For Nguyen, those categories are not symbolic. They reflect a conviction forged from experience: that brilliance is not evenly recognized, and that opportunity often depends on whether someone is willing to open a door.
She also provides one-on-one career coaching to young scientists around the world, including people she has never met before they email her. She meets with them on Zoom, listens to their questions and offers advice.
The work is time-consuming. It is also, in Nguyen’s view, part of the responsibility that comes with visibility.
“I have worked so hard to get where I am today,” she said. “I’m not going to let whatever happened stop me from achieving my goal.”
That is the lesson she offers young people who face their own versions of doubt or exclusion. Do not give up hope. Do not let other people’s assumptions define your future. Take one step, then another. Learn English. Take the class. Transfer. Apply. Ask again. Knock on another door. Learn from others. Knowledge, she tells them, is something no one can take away. Dream big and pursue it.
“Talk is cheap,” Nguyen said. “Show people what you can do.”

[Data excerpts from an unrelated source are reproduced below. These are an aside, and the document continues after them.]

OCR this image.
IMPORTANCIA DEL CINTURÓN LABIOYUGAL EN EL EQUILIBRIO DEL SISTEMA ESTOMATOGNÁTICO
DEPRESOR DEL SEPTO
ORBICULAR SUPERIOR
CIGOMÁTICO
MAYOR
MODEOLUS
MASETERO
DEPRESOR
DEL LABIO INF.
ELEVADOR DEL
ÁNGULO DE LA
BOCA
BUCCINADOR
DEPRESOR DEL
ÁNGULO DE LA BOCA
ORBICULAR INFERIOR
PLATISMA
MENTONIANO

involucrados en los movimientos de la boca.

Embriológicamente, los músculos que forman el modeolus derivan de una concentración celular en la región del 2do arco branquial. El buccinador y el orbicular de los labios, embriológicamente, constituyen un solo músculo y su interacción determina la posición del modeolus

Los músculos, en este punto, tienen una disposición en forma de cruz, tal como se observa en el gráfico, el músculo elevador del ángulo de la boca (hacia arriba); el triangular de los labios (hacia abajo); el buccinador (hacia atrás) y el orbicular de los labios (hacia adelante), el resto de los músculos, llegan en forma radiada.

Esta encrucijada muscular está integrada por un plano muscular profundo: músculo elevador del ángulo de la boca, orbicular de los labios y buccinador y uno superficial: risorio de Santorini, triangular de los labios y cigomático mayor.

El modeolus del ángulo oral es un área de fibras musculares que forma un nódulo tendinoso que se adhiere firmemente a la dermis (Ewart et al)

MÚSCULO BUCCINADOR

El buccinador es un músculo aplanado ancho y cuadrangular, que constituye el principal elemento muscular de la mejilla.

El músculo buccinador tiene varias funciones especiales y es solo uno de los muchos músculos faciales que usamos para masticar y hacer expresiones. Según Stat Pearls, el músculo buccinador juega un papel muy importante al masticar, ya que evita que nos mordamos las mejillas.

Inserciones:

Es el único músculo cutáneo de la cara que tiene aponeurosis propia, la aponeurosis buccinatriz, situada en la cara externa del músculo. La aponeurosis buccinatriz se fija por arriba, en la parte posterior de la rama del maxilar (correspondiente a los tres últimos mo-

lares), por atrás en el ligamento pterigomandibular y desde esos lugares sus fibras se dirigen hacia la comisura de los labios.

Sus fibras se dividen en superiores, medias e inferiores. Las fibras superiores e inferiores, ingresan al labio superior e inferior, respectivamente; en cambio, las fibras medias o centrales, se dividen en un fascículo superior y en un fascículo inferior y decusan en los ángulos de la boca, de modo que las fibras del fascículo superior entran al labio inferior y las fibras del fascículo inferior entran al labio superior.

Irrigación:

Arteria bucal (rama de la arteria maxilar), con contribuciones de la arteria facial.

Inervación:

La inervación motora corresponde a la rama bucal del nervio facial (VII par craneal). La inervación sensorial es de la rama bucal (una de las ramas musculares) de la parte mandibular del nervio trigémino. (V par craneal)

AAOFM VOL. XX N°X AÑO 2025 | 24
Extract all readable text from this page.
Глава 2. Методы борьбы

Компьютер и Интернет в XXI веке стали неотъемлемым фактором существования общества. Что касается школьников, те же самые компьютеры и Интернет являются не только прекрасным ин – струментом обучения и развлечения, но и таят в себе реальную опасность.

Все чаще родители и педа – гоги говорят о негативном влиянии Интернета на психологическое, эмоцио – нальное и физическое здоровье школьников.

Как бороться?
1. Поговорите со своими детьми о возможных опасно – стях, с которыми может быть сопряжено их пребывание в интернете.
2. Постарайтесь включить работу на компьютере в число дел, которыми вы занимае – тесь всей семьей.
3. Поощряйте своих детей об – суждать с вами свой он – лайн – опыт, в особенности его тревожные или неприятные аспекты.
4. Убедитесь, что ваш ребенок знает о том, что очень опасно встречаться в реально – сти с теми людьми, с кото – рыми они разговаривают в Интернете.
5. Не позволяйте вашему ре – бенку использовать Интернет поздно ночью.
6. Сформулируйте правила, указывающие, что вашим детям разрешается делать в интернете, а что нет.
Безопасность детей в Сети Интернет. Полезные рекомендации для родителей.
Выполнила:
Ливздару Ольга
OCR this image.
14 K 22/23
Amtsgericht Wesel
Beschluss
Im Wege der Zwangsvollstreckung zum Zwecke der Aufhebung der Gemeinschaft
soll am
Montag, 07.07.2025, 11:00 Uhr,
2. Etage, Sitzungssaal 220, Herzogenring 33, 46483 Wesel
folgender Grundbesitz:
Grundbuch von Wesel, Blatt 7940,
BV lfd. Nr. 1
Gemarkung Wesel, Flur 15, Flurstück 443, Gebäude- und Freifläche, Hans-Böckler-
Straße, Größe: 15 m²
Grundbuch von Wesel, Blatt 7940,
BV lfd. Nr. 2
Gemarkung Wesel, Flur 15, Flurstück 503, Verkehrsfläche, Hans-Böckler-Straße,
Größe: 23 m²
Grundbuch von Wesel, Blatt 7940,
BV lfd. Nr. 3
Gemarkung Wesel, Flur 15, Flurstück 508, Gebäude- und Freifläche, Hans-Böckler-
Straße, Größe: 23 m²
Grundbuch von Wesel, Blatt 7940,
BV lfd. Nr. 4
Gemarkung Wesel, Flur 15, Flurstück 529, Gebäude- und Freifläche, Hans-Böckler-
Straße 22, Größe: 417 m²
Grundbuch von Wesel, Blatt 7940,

The Faculty Research Lecturer honor gives Nguyen a new platform from which to tell that story, not as a simple tale of individual perseverance, but as a reminder of what science requires. Curiosity matters. So do materials, instruments, institutions, colleagues, staff, mentors, students and the courage to keep learning in public.
Looking back, Nguyen said she feels grateful for the support that helped her survive hardship and build a life in science. She tries to pass that gratitude forward.
“You can look at a glass half empty or half full,” she said. “I always choose to look at half full.”
For Nguyen, the connection between childhood and career is not symbolic alone. The girl who once imagined capturing sunlight so she could study at night now leads a research group working on materials that can absorb light, conduct electricity and help shape the future of renewable energy.